Quantcast

School Board Delays Discovering Algebra

Parents of high-school students--who would prefer torture over opening an advanced algebra book again--will be holding their breath for the next month as Seattle's School Board has delayed the heated vote on new high-school math textbooks. Who knew math teachers could stir up such a debate? The stalled vote is hung up (in obtuse angles?) over the textbooks, Discovering Geometry and Discovering Advanced Algebra while a tense discussion grows around the parents' (and others) ability to help the students with their homework. Parents, start studying, the next vote is May 6.

Contact the author of this article or email tips@seattlest.com with further questions, comments or tips.

Comments [rss]

  • this is really a serious topic...

    check it out at:



    http://mathunderground.blogspot.com/



    Do not let the School Board and Central Administration off the hook again for their continued failure to select adequate materials for mathematics.

  • Finn

    The world will end in 2012 if, and only if, you adhere to the Mayan calender, Swidler... That is soooo 12.19.0.0.18. I, on the other hand, rely on the predictions of my lucky astrology mood-watch - It is reddish-green right now; I ate a churro.

  • Kim P.

    Blahhhh, all this talk about math hurts my head. I still have scary childhood flash backs about geometry homework. Math teachers certainly deserve more credit, but they can only do so much in the class (or even after school), ask my Dad, Algebra II/Trig homework nearly gave him a heart attack. Needless to say, I graduated college with honors, from the school of communications.

  • Show off.



    I like how this thread just became a scholastic bragging thread.

  • davidswidler

    It's not like any of this matters, the world is going to end in 2012.

  • LarryB

    I don't think that parental ability to help should even be a consideration. When I was a kid, I didn't know anyone who asked their parents for help with math because we knew that what we were learing was something most of our parents were never taught. (I grew up in a working-class neighborhood in Brooklyn.)

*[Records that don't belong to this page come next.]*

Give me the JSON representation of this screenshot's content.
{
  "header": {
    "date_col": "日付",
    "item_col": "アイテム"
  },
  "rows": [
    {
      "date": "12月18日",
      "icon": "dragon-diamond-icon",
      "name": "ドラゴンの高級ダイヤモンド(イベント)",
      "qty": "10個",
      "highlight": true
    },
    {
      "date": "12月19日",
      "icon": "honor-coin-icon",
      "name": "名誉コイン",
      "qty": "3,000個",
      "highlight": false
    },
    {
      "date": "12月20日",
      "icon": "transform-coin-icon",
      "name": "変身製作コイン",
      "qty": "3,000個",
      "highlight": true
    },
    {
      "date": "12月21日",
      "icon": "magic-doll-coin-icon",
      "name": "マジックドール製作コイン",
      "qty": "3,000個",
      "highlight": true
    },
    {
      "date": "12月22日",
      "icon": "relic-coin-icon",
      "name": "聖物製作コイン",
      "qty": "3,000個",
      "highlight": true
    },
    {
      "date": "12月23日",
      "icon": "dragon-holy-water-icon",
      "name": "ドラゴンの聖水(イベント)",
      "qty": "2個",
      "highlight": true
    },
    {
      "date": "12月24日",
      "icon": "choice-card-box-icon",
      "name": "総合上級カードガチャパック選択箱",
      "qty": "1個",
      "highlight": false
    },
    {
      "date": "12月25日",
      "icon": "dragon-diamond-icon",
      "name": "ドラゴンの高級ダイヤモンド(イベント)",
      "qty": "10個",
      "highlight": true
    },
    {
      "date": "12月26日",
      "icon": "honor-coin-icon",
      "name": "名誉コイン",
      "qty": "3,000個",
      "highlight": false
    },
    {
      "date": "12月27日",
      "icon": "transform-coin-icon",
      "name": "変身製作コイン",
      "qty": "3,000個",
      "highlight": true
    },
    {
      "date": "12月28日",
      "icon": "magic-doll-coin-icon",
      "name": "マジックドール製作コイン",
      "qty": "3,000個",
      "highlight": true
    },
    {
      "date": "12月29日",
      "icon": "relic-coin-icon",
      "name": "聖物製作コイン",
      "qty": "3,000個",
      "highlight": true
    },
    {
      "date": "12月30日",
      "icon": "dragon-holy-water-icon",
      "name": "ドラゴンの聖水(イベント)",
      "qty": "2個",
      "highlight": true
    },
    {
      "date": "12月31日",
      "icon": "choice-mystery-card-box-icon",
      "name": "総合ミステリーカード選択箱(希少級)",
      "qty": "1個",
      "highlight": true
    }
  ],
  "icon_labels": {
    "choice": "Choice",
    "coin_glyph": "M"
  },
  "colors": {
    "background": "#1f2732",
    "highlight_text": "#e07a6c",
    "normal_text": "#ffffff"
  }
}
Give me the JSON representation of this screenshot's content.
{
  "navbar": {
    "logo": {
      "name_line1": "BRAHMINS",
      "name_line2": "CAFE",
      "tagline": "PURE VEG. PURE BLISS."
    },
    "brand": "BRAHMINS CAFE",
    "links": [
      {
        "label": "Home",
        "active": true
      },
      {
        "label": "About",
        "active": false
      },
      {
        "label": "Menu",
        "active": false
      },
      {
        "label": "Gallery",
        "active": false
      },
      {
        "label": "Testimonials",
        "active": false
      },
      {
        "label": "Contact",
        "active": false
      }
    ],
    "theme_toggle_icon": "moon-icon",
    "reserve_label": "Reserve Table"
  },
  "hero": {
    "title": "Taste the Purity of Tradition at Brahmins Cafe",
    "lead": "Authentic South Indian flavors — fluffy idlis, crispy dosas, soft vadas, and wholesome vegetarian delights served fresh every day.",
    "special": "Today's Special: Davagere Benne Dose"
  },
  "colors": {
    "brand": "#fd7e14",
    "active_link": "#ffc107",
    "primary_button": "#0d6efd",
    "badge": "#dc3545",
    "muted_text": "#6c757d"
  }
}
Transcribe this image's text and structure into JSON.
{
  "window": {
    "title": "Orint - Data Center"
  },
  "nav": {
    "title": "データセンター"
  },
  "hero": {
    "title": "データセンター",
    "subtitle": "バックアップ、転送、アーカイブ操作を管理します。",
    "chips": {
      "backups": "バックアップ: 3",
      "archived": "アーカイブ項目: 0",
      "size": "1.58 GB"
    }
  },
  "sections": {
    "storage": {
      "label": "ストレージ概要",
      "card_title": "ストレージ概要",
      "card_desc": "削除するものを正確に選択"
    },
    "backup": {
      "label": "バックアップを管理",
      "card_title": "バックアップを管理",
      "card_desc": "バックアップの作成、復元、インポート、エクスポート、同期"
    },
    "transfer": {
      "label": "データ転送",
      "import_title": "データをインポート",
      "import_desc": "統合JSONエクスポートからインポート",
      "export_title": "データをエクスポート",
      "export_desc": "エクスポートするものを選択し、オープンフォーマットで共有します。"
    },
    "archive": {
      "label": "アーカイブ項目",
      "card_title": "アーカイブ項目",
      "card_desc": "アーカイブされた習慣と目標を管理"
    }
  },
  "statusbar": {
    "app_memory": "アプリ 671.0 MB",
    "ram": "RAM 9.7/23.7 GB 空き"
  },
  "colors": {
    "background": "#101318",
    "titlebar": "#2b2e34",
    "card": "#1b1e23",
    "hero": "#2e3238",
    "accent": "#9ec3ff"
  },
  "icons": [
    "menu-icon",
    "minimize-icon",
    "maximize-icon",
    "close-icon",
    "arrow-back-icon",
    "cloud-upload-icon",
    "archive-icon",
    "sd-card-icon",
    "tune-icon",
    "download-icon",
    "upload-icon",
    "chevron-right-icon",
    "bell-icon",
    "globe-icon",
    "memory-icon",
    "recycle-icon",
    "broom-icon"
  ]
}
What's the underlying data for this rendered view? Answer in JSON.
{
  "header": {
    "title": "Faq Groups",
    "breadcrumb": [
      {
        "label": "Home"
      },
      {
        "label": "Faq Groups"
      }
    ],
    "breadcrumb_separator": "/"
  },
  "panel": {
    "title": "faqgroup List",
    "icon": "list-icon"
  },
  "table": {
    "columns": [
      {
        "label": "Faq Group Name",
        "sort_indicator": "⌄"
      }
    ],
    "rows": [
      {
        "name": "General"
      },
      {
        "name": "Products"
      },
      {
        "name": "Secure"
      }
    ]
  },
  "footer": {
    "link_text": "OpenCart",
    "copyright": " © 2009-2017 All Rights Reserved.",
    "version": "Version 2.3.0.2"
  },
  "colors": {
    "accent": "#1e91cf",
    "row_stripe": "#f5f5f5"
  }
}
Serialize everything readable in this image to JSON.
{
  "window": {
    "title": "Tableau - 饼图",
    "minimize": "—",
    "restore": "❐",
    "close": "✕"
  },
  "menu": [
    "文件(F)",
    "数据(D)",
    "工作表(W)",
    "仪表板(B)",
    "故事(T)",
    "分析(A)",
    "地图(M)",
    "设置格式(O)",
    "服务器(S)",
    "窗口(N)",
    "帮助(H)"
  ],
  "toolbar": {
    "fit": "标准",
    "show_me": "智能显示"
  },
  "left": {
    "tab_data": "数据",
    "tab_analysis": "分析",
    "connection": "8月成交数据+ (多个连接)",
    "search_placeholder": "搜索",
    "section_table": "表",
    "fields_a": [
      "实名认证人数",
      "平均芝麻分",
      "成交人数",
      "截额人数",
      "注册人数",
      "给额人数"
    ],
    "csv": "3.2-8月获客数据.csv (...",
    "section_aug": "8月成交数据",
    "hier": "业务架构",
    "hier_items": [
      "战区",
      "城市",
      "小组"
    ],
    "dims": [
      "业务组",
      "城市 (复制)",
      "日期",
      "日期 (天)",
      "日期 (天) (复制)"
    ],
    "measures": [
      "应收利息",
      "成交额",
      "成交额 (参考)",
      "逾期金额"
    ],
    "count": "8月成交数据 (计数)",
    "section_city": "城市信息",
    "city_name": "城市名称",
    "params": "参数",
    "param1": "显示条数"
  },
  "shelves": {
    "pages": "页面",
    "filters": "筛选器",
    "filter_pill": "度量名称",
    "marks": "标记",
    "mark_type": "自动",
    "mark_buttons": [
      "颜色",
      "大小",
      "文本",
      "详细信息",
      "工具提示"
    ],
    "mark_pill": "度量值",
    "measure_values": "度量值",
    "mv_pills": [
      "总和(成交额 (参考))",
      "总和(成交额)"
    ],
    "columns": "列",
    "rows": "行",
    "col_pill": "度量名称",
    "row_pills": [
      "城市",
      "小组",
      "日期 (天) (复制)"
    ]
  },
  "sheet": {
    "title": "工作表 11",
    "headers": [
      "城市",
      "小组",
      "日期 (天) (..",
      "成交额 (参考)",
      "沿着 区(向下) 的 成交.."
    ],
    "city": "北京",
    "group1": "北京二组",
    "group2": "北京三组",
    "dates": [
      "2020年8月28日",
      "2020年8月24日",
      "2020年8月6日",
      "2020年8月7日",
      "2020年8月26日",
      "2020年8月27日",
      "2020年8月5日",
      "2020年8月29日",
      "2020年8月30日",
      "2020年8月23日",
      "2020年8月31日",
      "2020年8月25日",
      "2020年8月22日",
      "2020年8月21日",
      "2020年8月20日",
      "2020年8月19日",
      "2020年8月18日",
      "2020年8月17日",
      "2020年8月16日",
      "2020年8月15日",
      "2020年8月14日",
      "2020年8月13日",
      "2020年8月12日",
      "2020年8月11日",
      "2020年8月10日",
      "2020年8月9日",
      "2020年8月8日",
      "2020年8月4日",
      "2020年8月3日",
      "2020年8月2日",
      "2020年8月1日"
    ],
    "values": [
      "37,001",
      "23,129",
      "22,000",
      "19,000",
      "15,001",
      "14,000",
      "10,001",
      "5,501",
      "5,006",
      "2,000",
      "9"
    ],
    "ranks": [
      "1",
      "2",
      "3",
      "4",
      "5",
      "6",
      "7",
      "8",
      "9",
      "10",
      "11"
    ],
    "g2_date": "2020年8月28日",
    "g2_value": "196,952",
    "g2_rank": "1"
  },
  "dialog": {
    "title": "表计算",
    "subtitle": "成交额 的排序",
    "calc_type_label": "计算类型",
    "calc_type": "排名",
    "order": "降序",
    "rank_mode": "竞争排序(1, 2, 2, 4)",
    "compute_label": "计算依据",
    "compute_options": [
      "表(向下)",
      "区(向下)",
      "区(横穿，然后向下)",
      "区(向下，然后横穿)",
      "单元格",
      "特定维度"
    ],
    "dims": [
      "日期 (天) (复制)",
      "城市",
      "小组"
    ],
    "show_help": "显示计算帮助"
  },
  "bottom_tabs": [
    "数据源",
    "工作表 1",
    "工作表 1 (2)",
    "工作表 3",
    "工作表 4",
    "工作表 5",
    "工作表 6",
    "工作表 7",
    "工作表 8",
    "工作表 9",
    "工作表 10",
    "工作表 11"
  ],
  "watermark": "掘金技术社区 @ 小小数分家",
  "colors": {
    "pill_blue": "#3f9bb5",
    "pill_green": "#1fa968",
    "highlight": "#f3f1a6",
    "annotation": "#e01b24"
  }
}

    Kids who needed help turned to each other by forming study groups, and some parents hired tutors if it was really needed.



    As far as texts go, approaches to teaching math are pretty much religious wars. Do you teach set theory, symbolic logic and Euclidean geometry at the same time because they're really the same thing, or treat them separately. How to you teach Trigonometry? As a single subject, or in conjunction with geometry? And how do you make sure kids have basic Trig before they learn about AC or basic optics in Physics.



    It's a tough problem, and it's tough to have enough information to even form a meaningful opinion unless you're knee (or neck) deep in the issue.

  • Show off.

  • I say we force everyone to go through pre-calc.



    And before anybody whines "I can't do math" stfu.



    I whined that same whine in the 3rd grade and graduated calculus in my junior year of high school. It's called having to work hard at something that's not easy for you to grow and become a better person.



    Sure as hell I forgot my triagularian formulas, but it gave me character to still cheer for the Seahawks.





  • Kim P.

    Show-off

  • Finn

    Yes, let's just stay with the good ol' math books that we've been using - they've been working sooo well. Let's just streamline this bad-boy and make kids ONLY study for math that they will find on standerdized tests so that the state can justify the huge cash outlay of the wonderfully bankrupt WASL... Oh wait, we already tried that. At this rate kids in Washington State public schools are going to be so afraid of math they are going to view it as some form of witchcraft - look out for roving packs of 5th graders throwing math teachers in to lakes to see if they float or setting them on fire.

  • MvB

    If anyone sees anything like this happening, PLEASE take a picture and it to us. And then, you know, try to save the teacher. If you have time.

  • Seth

    Algebra's only a theory, anyway.